Hopefully at this point, you have some sort of informative comparison. So the data is different - what do we do?
There's one blanket change that we've decided is acceptable. character varying columns are now being created as text.
Beyond that, you might need to do a variety of things. Particularly with geometry differences, you might need to query the database
Library by default
- always lowercased column names and replaced spaces with underscores
- generally coerced polygons to multipolygons
v0 of ingest had these steps baked in, but they're being removed from the code of ingest, meaning they likely will need to be defined in your template.
processing_steps:
- name: clean_column_names
args: {"replace": {" ": "_"}, "lower": True}
- name: multiThese aren't run by default for a couple reasons
- if they're not needed for a specific dataset, it's nice to run less steps
- not ALL geospatial datasets are actually coerced to
multiby library - when adding new datasets, we might prefer a difference scheme of cleaning names (and certainly would prefer to not automatically turn polygons to multi)
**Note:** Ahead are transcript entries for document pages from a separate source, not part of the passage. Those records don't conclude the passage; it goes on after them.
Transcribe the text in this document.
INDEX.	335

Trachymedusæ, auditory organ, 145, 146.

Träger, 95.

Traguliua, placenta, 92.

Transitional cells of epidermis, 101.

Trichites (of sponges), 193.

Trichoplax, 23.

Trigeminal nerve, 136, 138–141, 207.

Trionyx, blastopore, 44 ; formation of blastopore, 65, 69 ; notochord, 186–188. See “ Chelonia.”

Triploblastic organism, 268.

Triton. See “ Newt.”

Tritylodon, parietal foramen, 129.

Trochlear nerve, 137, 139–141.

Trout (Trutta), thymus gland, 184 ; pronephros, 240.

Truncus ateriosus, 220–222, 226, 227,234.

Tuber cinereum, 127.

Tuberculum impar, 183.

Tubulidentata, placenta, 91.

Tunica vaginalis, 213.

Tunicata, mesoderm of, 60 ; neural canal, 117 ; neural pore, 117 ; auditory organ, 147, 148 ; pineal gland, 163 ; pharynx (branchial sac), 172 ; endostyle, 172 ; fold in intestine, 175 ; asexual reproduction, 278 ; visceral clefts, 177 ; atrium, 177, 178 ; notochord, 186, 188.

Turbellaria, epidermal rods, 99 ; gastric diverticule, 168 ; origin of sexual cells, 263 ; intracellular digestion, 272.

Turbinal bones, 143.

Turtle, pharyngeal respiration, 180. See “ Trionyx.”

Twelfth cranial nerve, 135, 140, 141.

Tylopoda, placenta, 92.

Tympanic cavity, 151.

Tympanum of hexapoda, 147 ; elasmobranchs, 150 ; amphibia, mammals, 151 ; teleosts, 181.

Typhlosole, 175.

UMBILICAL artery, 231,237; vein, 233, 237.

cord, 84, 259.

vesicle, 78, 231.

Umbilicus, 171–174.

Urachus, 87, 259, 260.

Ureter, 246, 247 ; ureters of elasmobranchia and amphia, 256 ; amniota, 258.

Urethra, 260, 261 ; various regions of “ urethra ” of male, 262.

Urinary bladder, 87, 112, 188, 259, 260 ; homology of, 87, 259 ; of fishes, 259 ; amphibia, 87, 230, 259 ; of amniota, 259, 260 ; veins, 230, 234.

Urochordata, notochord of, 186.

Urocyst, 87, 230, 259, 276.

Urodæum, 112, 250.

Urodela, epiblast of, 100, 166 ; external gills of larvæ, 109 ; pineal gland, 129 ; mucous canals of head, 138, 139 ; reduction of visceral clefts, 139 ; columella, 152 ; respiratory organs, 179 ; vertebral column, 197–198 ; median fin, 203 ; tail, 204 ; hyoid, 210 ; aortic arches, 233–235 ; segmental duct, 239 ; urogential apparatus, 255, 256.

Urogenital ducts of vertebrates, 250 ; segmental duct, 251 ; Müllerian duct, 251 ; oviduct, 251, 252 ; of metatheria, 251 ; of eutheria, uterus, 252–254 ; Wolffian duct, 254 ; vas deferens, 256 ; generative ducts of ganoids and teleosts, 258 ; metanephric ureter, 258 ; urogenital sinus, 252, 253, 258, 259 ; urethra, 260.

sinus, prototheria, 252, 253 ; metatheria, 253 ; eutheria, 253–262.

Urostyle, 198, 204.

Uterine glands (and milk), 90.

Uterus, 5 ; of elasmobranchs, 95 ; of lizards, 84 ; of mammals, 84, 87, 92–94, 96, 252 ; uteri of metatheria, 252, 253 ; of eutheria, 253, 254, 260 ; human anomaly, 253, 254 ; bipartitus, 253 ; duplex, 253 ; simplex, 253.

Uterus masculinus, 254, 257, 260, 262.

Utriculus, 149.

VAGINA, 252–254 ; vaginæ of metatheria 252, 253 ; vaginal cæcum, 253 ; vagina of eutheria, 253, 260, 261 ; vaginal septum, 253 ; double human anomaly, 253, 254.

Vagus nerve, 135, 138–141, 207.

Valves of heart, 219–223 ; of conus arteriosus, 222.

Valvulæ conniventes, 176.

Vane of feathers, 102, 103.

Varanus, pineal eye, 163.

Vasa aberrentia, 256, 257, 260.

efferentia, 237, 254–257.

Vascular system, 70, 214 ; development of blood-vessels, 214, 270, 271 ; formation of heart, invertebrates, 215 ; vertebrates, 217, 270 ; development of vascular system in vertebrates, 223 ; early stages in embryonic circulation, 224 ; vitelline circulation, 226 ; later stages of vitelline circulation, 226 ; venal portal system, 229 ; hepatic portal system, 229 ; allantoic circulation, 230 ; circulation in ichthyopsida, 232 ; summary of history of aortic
However, they are both probably needed for many datasets. For multi, a quick search of our codebase shows that several transformations rely on logic along the lines of WHERE st_geometrytype(geom) = 'MultiPolygon. Unless you're certain that this dataset is fine, in general convert polygons to multi. It seems more common that we did not coerce to multi in the case of points (dcp_addresspoints, for one).
There's a chance you'll want to preprocess in some way, and that function doesn't exist! For example, for dcp_dcmstreetcenterline, the dataset actually is of POINTZ geometry - 3D points. However, after running library and ingest and querying the database, I found that all z values were zero. So both to make identical with library (and as it turned out without losing any actual data), the dates needed to be coerced to 2d. There's actually a gpd geoseries function to do just that, and we had a preprocessor to call a generic pd Series function, so I extended it to also allow for GeoSeries function calls as well.
Processing steps should be as generic and parameterizable as possible.
If you need to write a new processing function, you also need to write a test for it. Thems the rules.